Der heutige Prozesstag war verhältnismäßig kurz und wurde von Ereignissen überschattet, die nicht vorgesehen waren.
Die Verhandlung begann erst zwei Stunden später, da die Dolmetscher damit beschäftigt waren ein Telefonat genauer zu übersetzen. Anschließend wurden weiter Aktenteile von der Richterin vorgetragen.
Die Anträge auf Stimmenvergleich in Bezug auf die Telefonate, die nicht von den Angeklagten geführt wurden, wurden von den Verteidiger*innen zurückgezogen, sollte der Schöff*innen-Senat dem Glauben schenken, dass die Sprechenden nicht die Angeklagten sind.
Kurz vor der Mittagspause musste einer der Angeklagten ins Krankenhaus gebracht werden. Das sein gesundheitlicher Zustand angeschlagen ist, hängt auch mit den Belastungen des langwierigen Prozesses zusammen.
Nach dem Verhandlungstag wurde ein weiterer Angeklagter von einem immensen Polizeiaufgebot verhaftet. Es waren mehrere Polizeiautos im Park versteckt und auch nach der Verhaftung waren noch einige Polizist*innen an der Kreuzung vor dem Gerichtsgebäude positioniert. Die Begründung der Verhaftung war eine Rauferei am Vortag.
In den Medien wurde umgehend eine Sichtweise kolportiert, in der die Ursache des Streits auf Aussagen von einem der Angeklagten zurückzuführen wäre.
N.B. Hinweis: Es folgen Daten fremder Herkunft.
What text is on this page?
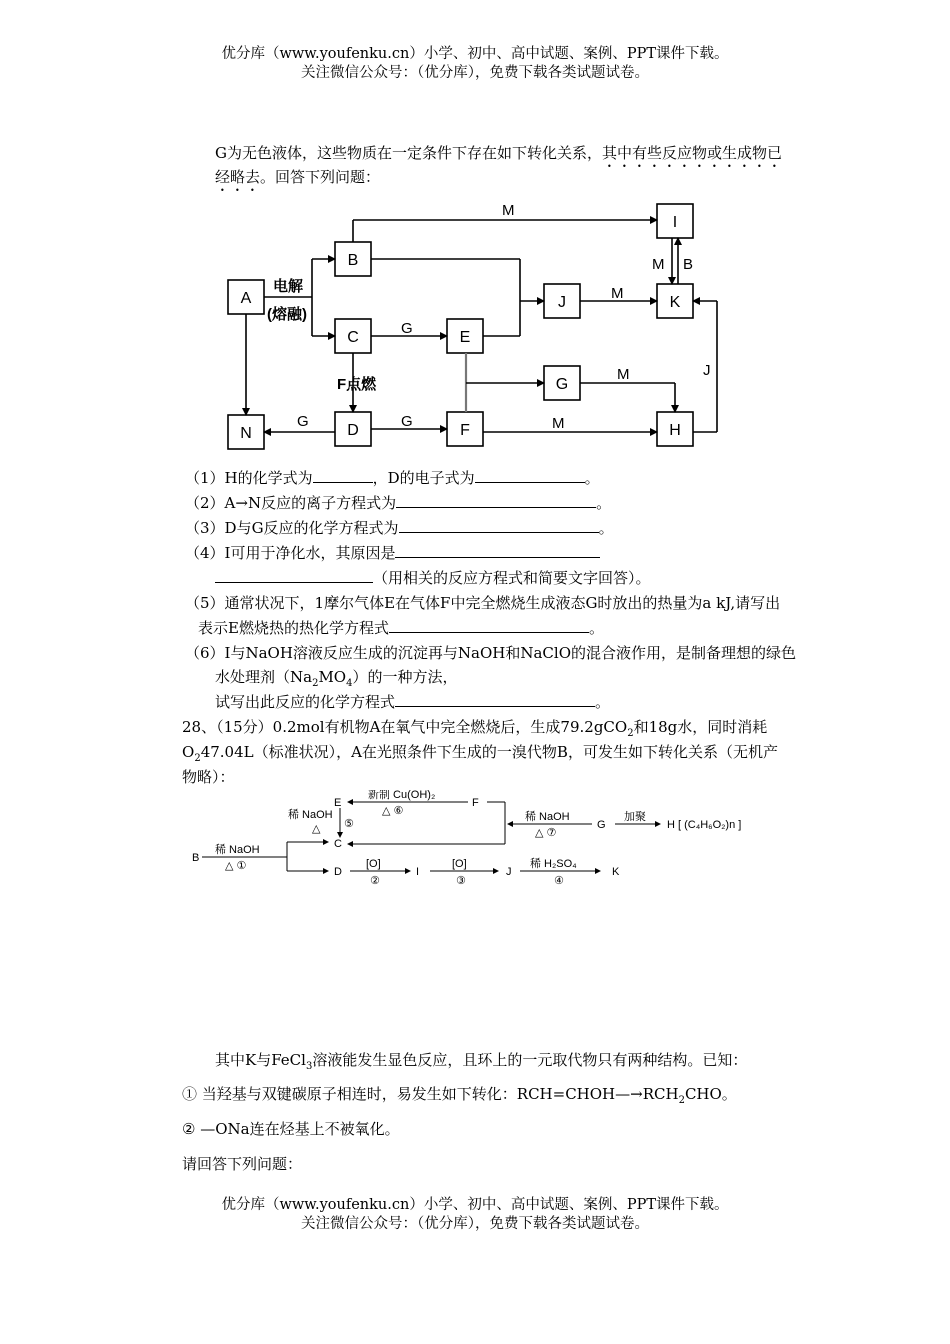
优分库（www.youfenku.cn）小学、初中、高中试题、案例、PPT课件下载。
关注微信公众号：（优分库），免费下载各类试题试卷。
G为无色液体，这些物质在一定条件下存在如下转化关系，其中有些反应物或生成物已
经略去。回答下列问题：
A
B
C	E
D	F
N
J
G
I
K
H
电解
(熔融)
F点燃
M
G
G	G	M
M
M
M B
J
（1）H的化学式为	，D的电子式为	。
（2）A→N反应的离子方程式为	。
（3）D与G反应的化学方程式为	。
（4）I可用于净化水，其原因是
（用相关的反应方程式和简要文字回答）。
（5）通常状况下，1摩尔气体E在气体F中完全燃烧生成液态G时放出的热量为a kJ,请写出
表示E燃烧热的热化学方程式	。
（6）I与NaOH溶液反应生成的沉淀再与NaOH和NaClO的混合液作用，是制备理想的绿色
水处理剂$(Na_2MO_4)$的一种方法，
试写出此反应的化学方程式	。
28、（15分）0.2mol有机物A在氧气中完全燃烧后，生成79.2gCO$_2$和18g水，同时消耗
$O_247.04L$（标准状况），A在光照条件下生成的一溴代物B，可发生如下转化关系（无机产
物略）：
B
C
D
E	F
G	H [ (C₄H₆O₂)n ]
I	J	K
稀 NaOH
△ ①
稀 NaOH
△ ⑤
新制 Cu(OH)₂
△ ⑥	稀 NaOH
△ ⑦
加聚
[O]
②
[O]
③
稀 H₂SO₄
④
其中K与FeCl$_3$溶液能发生显色反应，且环上的一元取代物只有两种结构。已知：
① 当羟基与双键碳原子相连时，易发生如下转化：$RCH=CHOH—\to RCH_2CHO$。
② —ONa连在烃基上不被氧化。
请回答下列问题：
优分库（www.youfenku.cn）小学、初中、高中试题、案例、PPT课件下载。
关注微信公众号：（优分库），免费下载各类试题试卷。
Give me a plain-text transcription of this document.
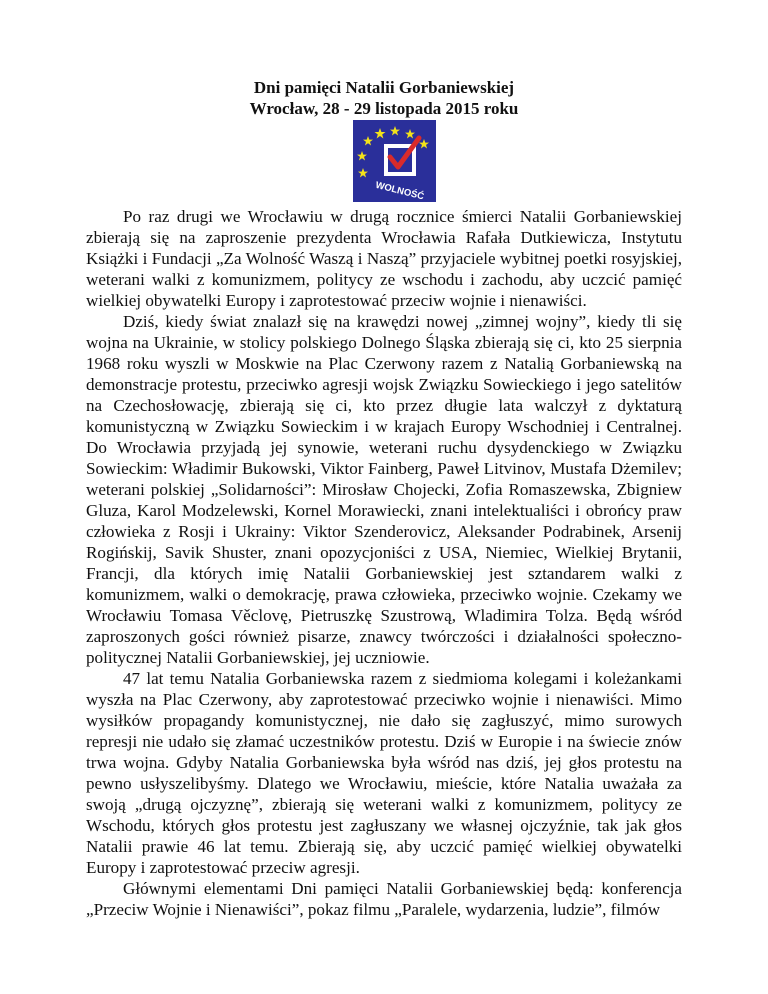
Dni pamięci Natalii Gorbaniewskiej
Wrocław, 28 - 29 listopada 2015 roku
WOLNOŚĆ

Po raz drugi we Wrocławiu w drugą rocznice śmierci Natalii Gorbaniewskiej zbierają się na zaproszenie prezydenta Wrocławia Rafała Dutkiewicza, Instytutu Książki i Fundacji „Za Wolność Waszą i Naszą” przyjaciele wybitnej poetki rosyjskiej, weterani walki z komunizmem, politycy ze wschodu i zachodu, aby uczcić pamięć wielkiej obywatelki Europy i zaprotestować przeciw wojnie i nienawiści.

Dziś, kiedy świat znalazł się na krawędzi nowej „zimnej wojny”, kiedy tli się wojna na Ukrainie, w stolicy polskiego Dolnego Śląska zbierają się ci, kto 25 sierpnia 1968 roku wyszli w Moskwie na Plac Czerwony razem z Natalią Gorbaniewską na demonstracje protestu, przeciwko agresji wojsk Związku Sowieckiego i jego satelitów na Czechosłowację, zbierają się ci, kto przez długie lata walczył z dyktaturą komunistyczną w Związku Sowieckim i w krajach Europy Wschodniej i Centralnej. Do Wrocławia przyjadą jej synowie, weterani ruchu dysydenckiego w Związku Sowieckim: Władimir Bukowski, Viktor Fainberg, Paweł Litvinov, Mustafa Dżemilev; weterani polskiej „Solidarności”: Mirosław Chojecki, Zofia Romaszewska, Zbigniew Gluza, Karol Modzelewski, Kornel Morawiecki, znani intelektualiści i obrońcy praw człowieka z Rosji i Ukrainy: Viktor Szenderovicz, Aleksander Podrabinek, Arsenij Rogińskij, Savik Shuster, znani opozycjoniści z USA, Niemiec, Wielkiej Brytanii, Francji, dla których imię Natalii Gorbaniewskiej jest sztandarem walki z komunizmem, walki o demokrację, prawa człowieka, przeciwko wojnie. Czekamy we Wrocławiu Tomasa Věclovę, Pietruszkę Szustrową, Wladimira Tolza. Będą wśród zaproszonych gości również pisarze, znawcy twórczości i działalności społeczno-politycznej Natalii Gorbaniewskiej, jej uczniowie.

47 lat temu Natalia Gorbaniewska razem z siedmioma kolegami i koleżankami wyszła na Plac Czerwony, aby zaprotestować przeciwko wojnie i nienawiści. Mimo wysiłków propagandy komunistycznej, nie dało się zagłuszyć, mimo surowych represji nie udało się złamać uczestników protestu. Dziś w Europie i na świecie znów trwa wojna. Gdyby Natalia Gorbaniewska była wśród nas dziś, jej głos protestu na pewno usłyszelibyśmy. Dlatego we Wrocławiu, mieście, które Natalia uważała za swoją „drugą ojczyznę”, zbierają się weterani walki z komunizmem, politycy ze Wschodu, których głos protestu jest zagłuszany we własnej ojczyźnie, tak jak głos Natalii prawie 46 lat temu. Zbierają się, aby uczcić pamięć wielkiej obywatelki Europy i zaprotestować przeciw agresji.

Głównymi elementami Dni pamięci Natalii Gorbaniewskiej będą: konferencja „Przeciw Wojnie i Nienawiści”, pokaz filmu „Paralele, wydarzenia, ludzie”, filmów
Obwohl es von Seiten der Polizei und Staatsanwaltschaft gar keine sicheren Infos über den Grund der Auseinandersetzung geben kann, hat der Sprecher der Staatsanwaltschaft schon bereitwillig die Medien mit seinen Spekulationen gefüttert.
Das Interview wurde zu einem Zeitpunkt gegeben, wo es erst die Anzeige eines Angeklagten gegeben hat. Der Grund für die Schlägerei kann also gar nicht mit Sicherheit gesagt werden. Trotzdem wurde die Stellungnahme dankend von den Massenmedien aufgenommen.
Die Staatsanwaltschaft und die Richterin müssen monatelange U-Haft und einen seit Mitte März andauernden Prozess rechtfertigen. Dies wird ihnen nur mit Urteilen gelingen, die auch medial gerechtfertigt sind. Insofern ist eine Auseinandersetzung zwischen den Angeklagten so kurz vor dem Urteil mehr als willkommen. Sie zeichnen das Bild der „Kriminellen“. Dass es auch die Umstände des Prozesses sind, die zu Konflikten zwischen den Angeklagten führen und dass Staatsanwältin und Richterin diese mitverursachen bleibt unbeachtet.
Der Prozess verschlechtert die Lebenssituation der Angeklagten immer mehr, tagelang werden private Telefongespräche von ihnen vorgespielt, die zwar Richterin, Staatsanwältin, Verteidiger*innen und die meisten Prozessbeobachter*innen nicht im Original verstehen, jedoch die anderen Angeklagten. Danach müssen sie zu jedem Telefonat und ihrem Privatleben der Richterin Rede und Antwort stehen. Der Rest der Verhandlung wird den Angeklagten nur selten übersetzt und viele Tage und Stunden sind vergangen, in denen sie nur still und die meisten ohne etwas zu verstehen im Schwurgerichtssaal anwesend sein mussten.
Während der U-Haft durften die Angeklagten (fast) keinen Kontakt mit ihren Verwandten haben und einige Familienmitglieder der Angeklagten sind in dieser Zeit gestorben. Dieser Verlust sitzt immer noch tief. Außerdem würde es eine Verurteilung sehr erschweren, noch in Österreich zu bleiben und die Angst vor einer Abschiebung ist groß. Diese Umstände führen zwangsweise zu Konflikten und können auch zu körperlichen Auseinandersetzungen führen.
Grundlage des Prozesses ist eine von der Polizei konstruierte „kriminelle Vereinigung“, die sich auf Spekulation begründet. Dass sich manche der Angeklagten vor dem Prozess nicht einmal kannten, zeugt davon, wie wenig Einblick die Behörden haben, wenn es darum geht, wie einzelne der Angeklagten zueinander stehen. Jegliche Auseinandersetzungen zwischen ihnen auf den Prozess zurückzuführen, kann damit keine vielschichtige Betrachtung der Ereignisse sein, sondern durch die Medien verbreitete Propaganda zugunsten der Staatsanwaltschaft und der Polizei, die vor der Öffentlichkeit noch ein Hemd reinzuwaschen haben.